Andrews Mark, Vigliocco Gabriella, Vinson David
Cognitive, Perceptual and Brain Sciences, University College London, London, UK.
Psychol Rev. 2009 Jul;116(3):463-98. doi: 10.1037/a0016261.
The authors identify 2 major types of statistical data from which semantic representations can be learned. These are denoted as experiential data and distributional data. Experiential data are derived by way of experience with the physical world and comprise the sensory-motor data obtained through sense receptors. Distributional data, by contrast, describe the statistical distribution of words across spoken and written language. The authors claim that experiential and distributional data represent distinct data types and that each is a nontrivial source of semantic information. Their theoretical proposal is that human semantic representations are derived from an optimal statistical combination of these 2 data types. Using a Bayesian probabilistic model, they demonstrate how word meanings can be learned by treating experiential and distributional data as a single joint distribution and learning the statistical structure that underlies it. The semantic representations that are learned in this manner are measurably more realistic-as verified by comparison to a set of human-based measures of semantic representation-than those available from either data type individually or from both sources independently. This is not a result of merely using quantitatively more data, but rather it is because experiential and distributional data are qualitatively distinct, yet intercorrelated, types of data. The semantic representations that are learned are based on statistical structures that exist both within and between the experiential and distributional data types.

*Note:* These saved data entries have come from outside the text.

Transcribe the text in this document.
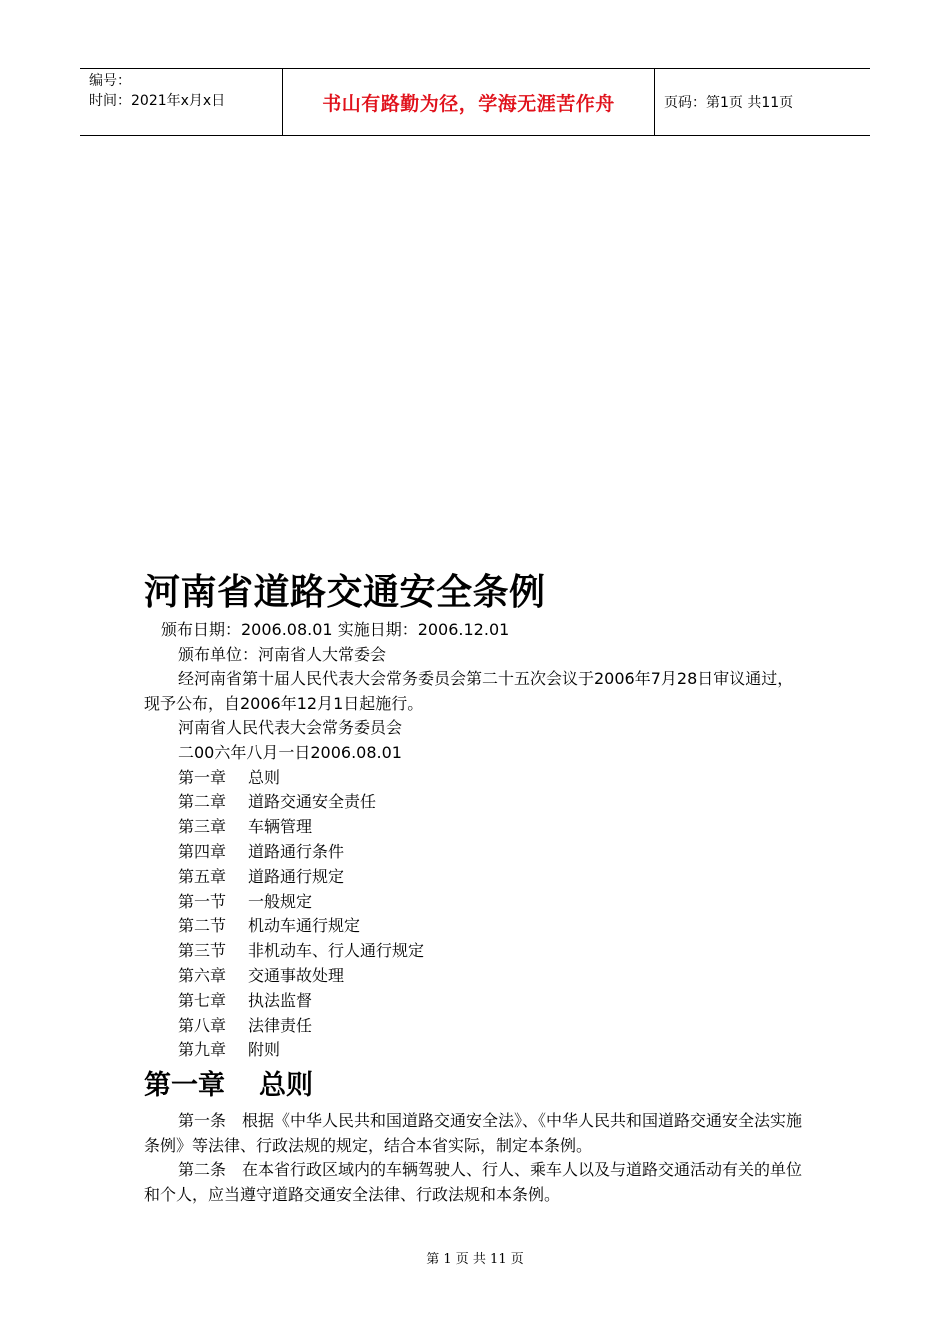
编号：
时间：2021年x月x日	书山有路勤为径，学海无涯苦作舟	页码：第1页 共11页
河南省道路交通安全条例
颁布日期：2006.08.01 实施日期：2006.12.01
颁布单位：河南省人大常委会
经河南省第十届人民代表大会常务委员会第二十五次会议于2006年7月28日审议通过，现予公布，自2006年12月1日起施行。
河南省人民代表大会常务委员会
二00六年八月一日2006.08.01
第一章 总则
第二章 道路交通安全责任
第三章 车辆管理
第四章 道路通行条件
第五章 道路通行规定
第一节 一般规定
第二节 机动车通行规定
第三节 非机动车、行人通行规定
第六章 交通事故处理
第七章 执法监督
第八章 法律责任
第九章 附则
第一章 总则
第一条　根据《中华人民共和国道路交通安全法》、《中华人民共和国道路交通安全法实施条例》等法律、行政法规的规定，结合本省实际，制定本条例。
第二条　在本省行政区域内的车辆驾驶人、行人、乘车人以及与道路交通活动有关的单位和个人，应当遵守道路交通安全法律、行政法规和本条例。
第 1 页 共 11 页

作者识别出两类主要的统计数据,从中可以学习语义表征。这些数据被称为经验数据和分布数据。经验数据是通过与物理世界的交互获得的,包括通过感官受体获取的感觉运动数据。相比之下,分布数据描述了单词在口语和书面语中的统计分布。作者声称,经验数据和分布数据代表了不同的数据类型,且每一种都是语义信息的重要来源。他们的理论主张是,人类语义表征源自这两种数据类型的最优统计组合。通过使用贝叶斯概率模型,他们展示了如何将经验数据和分布数据视为一个联合分布,并学习其背后的统计结构,从而习得单词的含义。通过与一组基于人类的语义表征度量标准进行比较验证,以这种方式习得的语义表征明显更贴近现实,比单独从任何一种数据类型或从这两种数据类型独立得出的表征都更具现实性。这并非仅仅是使用了数量更多的数据所致,而是因为经验数据和分布数据在性质上截然不同,但又相互关联。所习得的语义表征基于经验数据和分布数据类型内部及之间存在的统计结构。